OBSERVATION_EVENT_DURATION

Single

Tracks the time (ns) spent processing observation events

OBSERVATION_EVENT_AVERAGE

Incremental

Computes the average time (ns) spent processing observation events

 

* ns = nanoseconds

 

TimeSeries

The TimeSeries is an interface for a time series of the measured values per second, minute, hour and day. The type of the value is arbitrary; it could be cache hits or misses, disk reads or writes, created sessions, completed transactions, or pretty much anything of interest.
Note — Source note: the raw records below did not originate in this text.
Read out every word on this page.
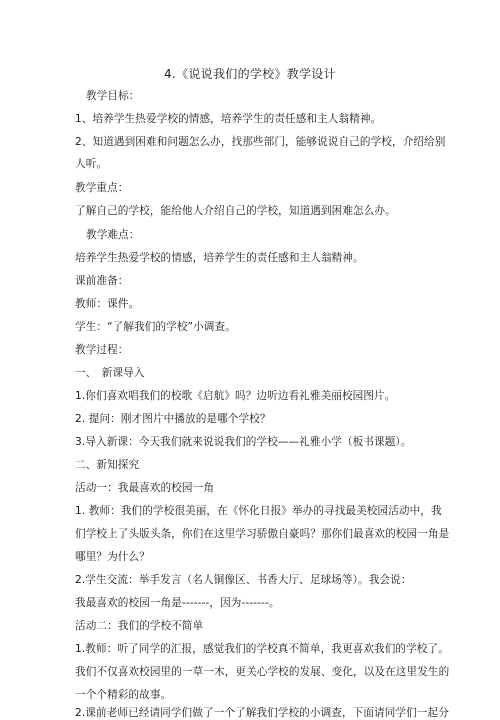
4.《说说我们的学校》教学设计
教学目标：
1、培养学生热爱学校的情感，培养学生的责任感和主人翁精神。
2、知道遇到困难和问题怎么办，找那些部门，能够说说自己的学校，介绍给别
人听。
教学重点：
了解自己的学校，能给他人介绍自己的学校，知道遇到困难怎么办。
教学难点：
培养学生热爱学校的情感，培养学生的责任感和主人翁精神。
课前准备：
教师：课件。
学生：“了解我们的学校”小调查。
教学过程：
一、　新课导入
1.你们喜欢唱我们的校歌《启航》吗？边听边看礼雅美丽校园图片。
2. 提问：刚才图片中播放的是哪个学校？
3.导入新课：今天我们就来说说我们的学校——礼雅小学（板书课题）。
二、新知探究
活动一：我最喜欢的校园一角
1. 教师：我们的学校很美丽，在《怀化日报》举办的寻找最美校园活动中，我
们学校上了头版头条，你们在这里学习骄傲自豪吗？那你们最喜欢的校园一角是
哪里？为什么？
2.学生交流：举手发言（名人铜像区、书香大厅、足球场等）。我会说：
我最喜欢的校园一角是-------，因为-------。
活动二：我们的学校不简单
1.教师：听了同学的汇报，感觉我们的学校真不简单，我更喜欢我们的学校了。
我们不仅喜欢校园里的一草一木，更关心学校的发展、变化，以及在这里发生的
一个个精彩的故事。
2.课前老师已经请同学们做了一个了解我们学校的小调查，下面请同学们一起分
It is available since Apache Jackrabbit 2.3.2.

A brief walkthough

  • #getValuePerSecond() returns the measured value per second over the last minute
  • #getValuePerMinute() returns the measured value per minute over the last hour
  • #getValuePerHour() returns the measured value per hour over the last week
  • #getValuePerWeek() returns the measured value per week over the last three years

All the data series are cronological and have as many data point slots as units in the time period they represent: valuePerSecond has 60 slots as there are 60 seconds in a minute, valuePerMinute also contains 60 as there are 60 minutes in an hour, valuePerHour contains 168 (7x24) slots and valuePerWeek 156 (3x52) slots.
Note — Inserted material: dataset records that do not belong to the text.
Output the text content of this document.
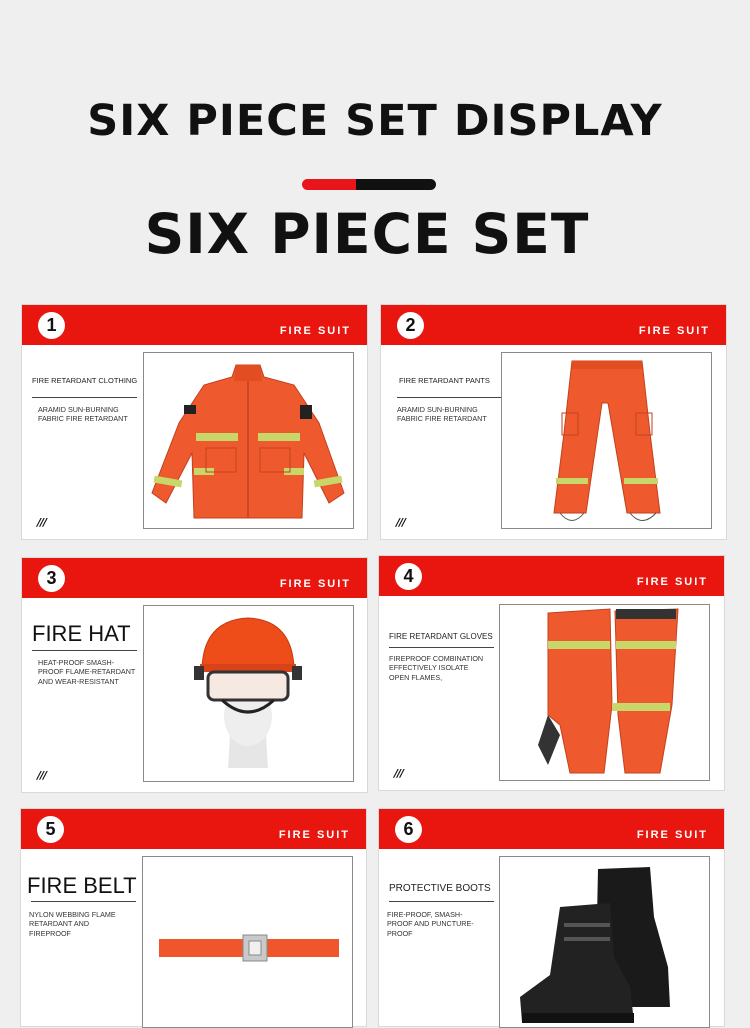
SIX PIECE SET DISPLAY
SIX PIECE SET
1	FIRE SUIT
FIRE RETARDANT CLOTHING
ARAMID SUN-BURNING FABRIC FIRE RETARDANT
///
2	FIRE SUIT
FIRE RETARDANT PANTS
ARAMID SUN-BURNING FABRIC FIRE RETARDANT
///
3	FIRE SUIT
FIRE HAT
HEAT-PROOF SMASH-PROOF FLAME-RETARDANT AND WEAR-RESISTANT
///
4	FIRE SUIT
FIRE RETARDANT GLOVES
FIREPROOF COMBINATION EFFECTIVELY ISOLATE OPEN FLAMES,
///
5	FIRE SUIT
FIRE BELT
NYLON WEBBING FLAME RETARDANT AND FIREPROOF
6	FIRE SUIT
PROTECTIVE BOOTS
FIRE-PROOF, SMASH-PROOF AND PUNCTURE-PROOF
Each data series is being aggregated down (as presented in the above hierarchy) once the time period it represents has passed. For example: after each minute the valuePerSecond data points will be summed and added as a single data point into the valuePerMinute series, and so on.

Example:

  RepositoryContext context = // get the RepositoryContext
  RepositoryStatistics repositoryStatistics = context.getRepositoryStatistics();
  TimeSeries loginCounter = repositoryStatistics.getTimeSeries(Type.SESSION_LOGIN_COUNTER);
  System.out.println(Arrays.toString(loginCounter.getValuePerSecond()));

And the output is:

[0, 0, 0, 0, 0, 0, 0, 0, 0, 0, 0, 0, 0, 0, 0, 0, 0, 0, 0, 0, 0, 0, 0, 0, 0, 0, 0, 0, 0, 0, 0, 0, 0, 0, 0, 0, 0, 0, 0, 0, 0, 0, 0, 0, 0, 0, 0, 0, 0, 0, 0, 0, 0, 0, 0, 0, 0, 1, 0, 3]
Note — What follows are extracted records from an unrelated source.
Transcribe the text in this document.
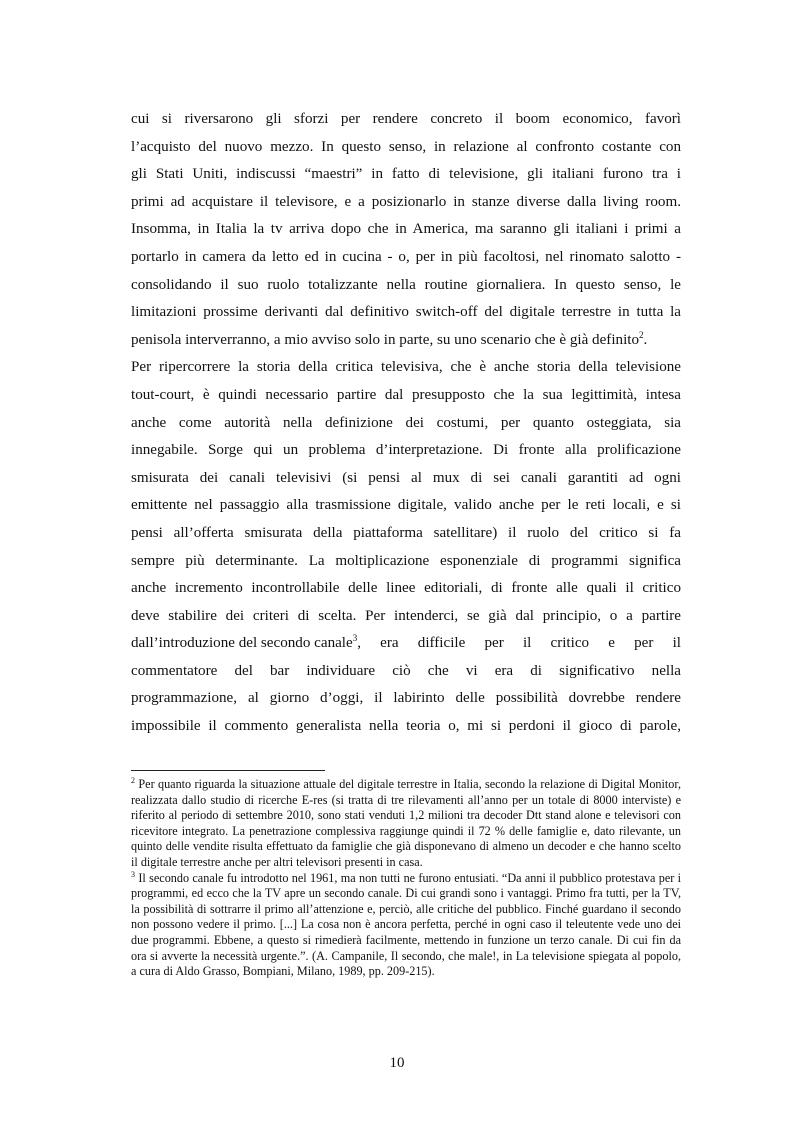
cui si riversarono gli sforzi per rendere concreto il boom economico, favorì
l’acquisto del nuovo mezzo. In questo senso, in relazione al confronto costante con
gli Stati Uniti, indiscussi “maestri” in fatto di televisione, gli italiani furono tra i
primi ad acquistare il televisore, e a posizionarlo in stanze diverse dalla living room.
Insomma, in Italia la tv arriva dopo che in America, ma saranno gli italiani i primi a
portarlo in camera da letto ed in cucina - o, per in più facoltosi, nel rinomato salotto -
consolidando il suo ruolo totalizzante nella routine giornaliera. In questo senso, le
limitazioni prossime derivanti dal definitivo switch-off del digitale terrestre in tutta la
penisola interverranno, a mio avviso solo in parte, su uno scenario che è già definito$^2$.
Per ripercorrere la storia della critica televisiva, che è anche storia della televisione
tout-court, è quindi necessario partire dal presupposto che la sua legittimità, intesa
anche come autorità nella definizione dei costumi, per quanto osteggiata, sia
innegabile. Sorge qui un problema d’interpretazione. Di fronte alla prolificazione
smisurata dei canali televisivi (si pensi al mux di sei canali garantiti ad ogni
emittente nel passaggio alla trasmissione digitale, valido anche per le reti locali, e si
pensi all’offerta smisurata della piattaforma satellitare) il ruolo del critico si fa
sempre più determinante. La moltiplicazione esponenziale di programmi significa
anche incremento incontrollabile delle linee editoriali, di fronte alle quali il critico
deve stabilire dei criteri di scelta. Per intenderci, se già dal principio, o a partire
dall’introduzione del secondo canale$^3$ , era difficile per il critico e per il
commentatore del bar individuare ciò che vi era di significativo nella
programmazione, al giorno d’oggi, il labirinto delle possibilità dovrebbe rendere
impossibile il commento generalista nella teoria o, mi si perdoni il gioco di parole,

$^2$ Per quanto riguarda la situazione attuale del digitale terrestre in Italia, secondo la relazione di Digital Monitor, realizzata dallo studio di ricerche E-res (si tratta di tre rilevamenti all’anno per un totale di 8000 interviste) e riferito al periodo di settembre 2010, sono stati venduti 1,2 milioni tra decoder Dtt stand alone e televisori con ricevitore integrato. La penetrazione complessiva raggiunge quindi il 72 % delle famiglie e, dato rilevante, un quinto delle vendite risulta effettuato da famiglie che già disponevano di almeno un decoder e che hanno scelto il digitale terrestre anche per altri televisori presenti in casa.

$^3$ Il secondo canale fu introdotto nel 1961, ma non tutti ne furono entusiati. “Da anni il pubblico protestava per i programmi, ed ecco che la TV apre un secondo canale. Di cui grandi sono i vantaggi. Primo fra tutti, per la TV, la possibilità di sottrarre il primo all’attenzione e, perciò, alle critiche del pubblico. Finché guardano il secondo non possono vedere il primo. [...] La cosa non è ancora perfetta, perché in ogni caso il teleutente vede uno dei due programmi. Ebbene, a questo si rimedierà facilmente, mettendo in funzione un terzo canale. Di cui fin da ora si avverte la necessità urgente.”. (A. Campanile, Il secondo, che male!, in La televisione spiegata al popolo, a cura di Aldo Grasso, Bompiani, Milano, 1989, pp. 209-215).

10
The SESSION_LOGIN_COUNTER is a simple counter (non-incremental) so each data point represents the absolute value of the counter: we can see 3 logins in the last second, none the previous one and just 1 the one before.

Query Statistics

The QueryStat service provides query related performance logs:

  • #getSlowQueries() provides a list of the slowest queries. The queue size can be specified via the #setSlowQueriesQueueSize() method. The default queue size value is 15.
  • #getPopularQueries() provides a list of the queries that ran more often. The queue size can be specified via the #setPopularQueriesQueueSize() method. The default queue size value is 15.

The Query Statistics service is disabled by default.

Future work

One of the ideas for future improvements is to turn the statistics code into its own dedicated component. This evolution can be followed via JCR-3130.